E’ la bellezza della nostra Chiesa, che raccoglie in sé diverse lingue, molti carismi religiosi, pellegrini da tutto il mondo, aperta a tante prospettive diverse, immersa in tante attività diverse. Tutti, a prescindere dalla loro provenienza, sono parte della Chiesa e hanno uguale diritto di cittadinanza.

Non ci sono stranieri nella nostra Chiesa, ma tutti e solo figli della stessa Chiesa Madre… Le due anime della Chiesa devono sostenersi l’un l’altra, entrambe necessarie, entrambe costitutive dell’identità e della storia della nostra Chiesa. Fanno parte del passato e lo saranno anche del futuro”.

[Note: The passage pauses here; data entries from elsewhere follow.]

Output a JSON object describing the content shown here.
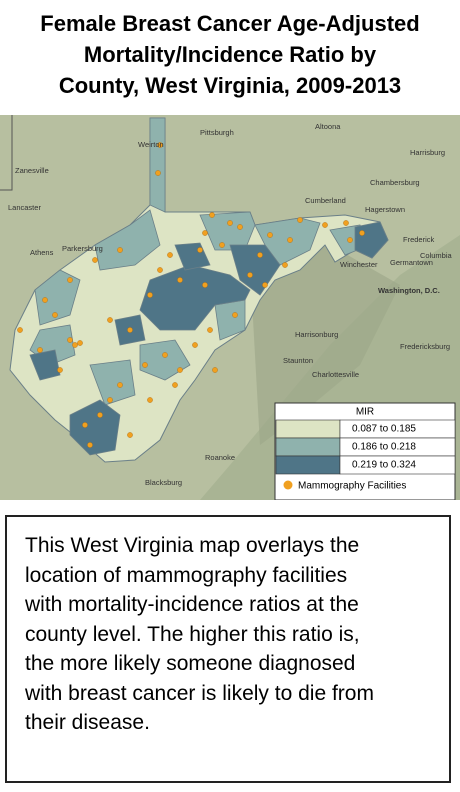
{
  "title_lines": [
    "Female Breast Cancer Age-Adjusted",
    "Mortality/Incidence Ratio by",
    "County, West Virginia, 2009-2013"
  ],
  "map": {
    "place_labels": [
      "Pittsburgh",
      "Altoona",
      "Harrisburg",
      "Weirton",
      "Chambersburg",
      "Zanesville",
      "Lancaster",
      "Cumberland",
      "Hagerstown",
      "Frederick",
      "Parkersburg",
      "Athens",
      "Winchester",
      "Germantown",
      "Columbia",
      "Washington, D.C.",
      "Harrisonburg",
      "Fredericksburg",
      "Staunton",
      "Charlottesville",
      "Blacksburg",
      "Roanoke"
    ]
  },
  "legend": {
    "title": "MIR",
    "entries": [
      {
        "label": "0.087 to 0.185",
        "color": "#dde4c4"
      },
      {
        "label": "0.186 to 0.218",
        "color": "#8fb2ad"
      },
      {
        "label": "0.219 to 0.324",
        "color": "#4f7587"
      }
    ],
    "facility_label": "Mammography Facilities",
    "facility_color": "#f0a020"
  },
  "caption_lines": [
    "This West Virginia map overlays the",
    "location of mammography facilities",
    "with mortality-incidence ratios at the",
    "county level. The higher this ratio is,",
    "the more likely someone diagnosed",
    "with breast cancer is likely to die from",
    "their disease."
  ]
}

Questa contrapposizione ha portato il patriarca di Gerusalemme a ragionare sulle identità nazionali: “La nostra è una diocesi che copre quattro paesi, con quattro storie che si intersecano tra loro, mai facilmente, ma che allo stesso tempo sono sempre più indipendenti le une dalle altre. Le identità nazionali, inoltre, sono spesso costruite contro, o in antitesi a.

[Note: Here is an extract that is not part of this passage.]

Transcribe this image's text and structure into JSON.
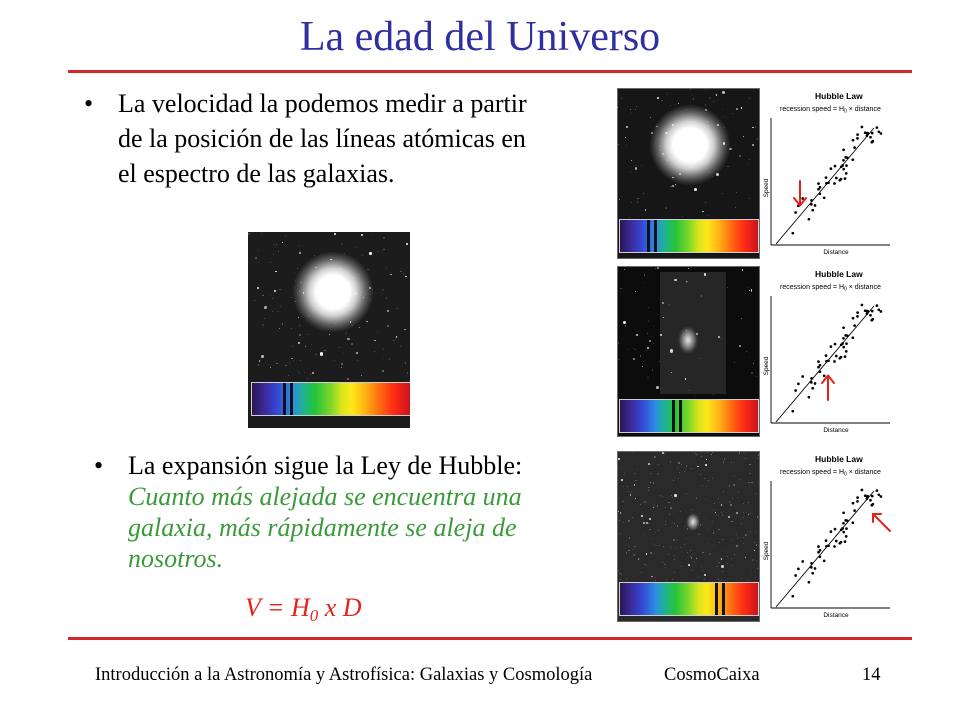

Difficile parlare di coesistenza di identità diverse in un contesto di conflitto come quello che si sta vivendo, in particolare tra Israele e Palestina e a Cipro. Questo fenomeno influisce anche nella vita della Chiesa… Tutte le diverse identità concorrono a costruire una Chiesa con una sua identità specifica, e cioè plurale, multiforme, aperta, e non monocolore né assorbita dai conflitti identitari”.

L’identità nazionale pone una riflessione sulla lingua: “Le lingue sono il veicolo principale delle rispettive culture e identità. Una ricchezza incredibile, ma anche un ostacolo non minore per l’incontro e la condivisione. Difficile sapere in quale lingua parlare nei nostri incontri. Seppure non voluta, la lingua è oggettivamente una barriera all’incontro e alla condivisione. Ne facciamo tutti esperienza personale”.

Queste difficoltà possono essere superate se si cambia la ‘mentalità’ del pensiero, secondo l’insegnamento dell’evangelista Luca: “Come Chiesa, siamo invece chiamati a interrogarci su come essere un dono l’uno per l’altro; anziché chiederci cosa l’altro deve fare per me, chiediamoci come essere prossimo l’uno per l’altro”.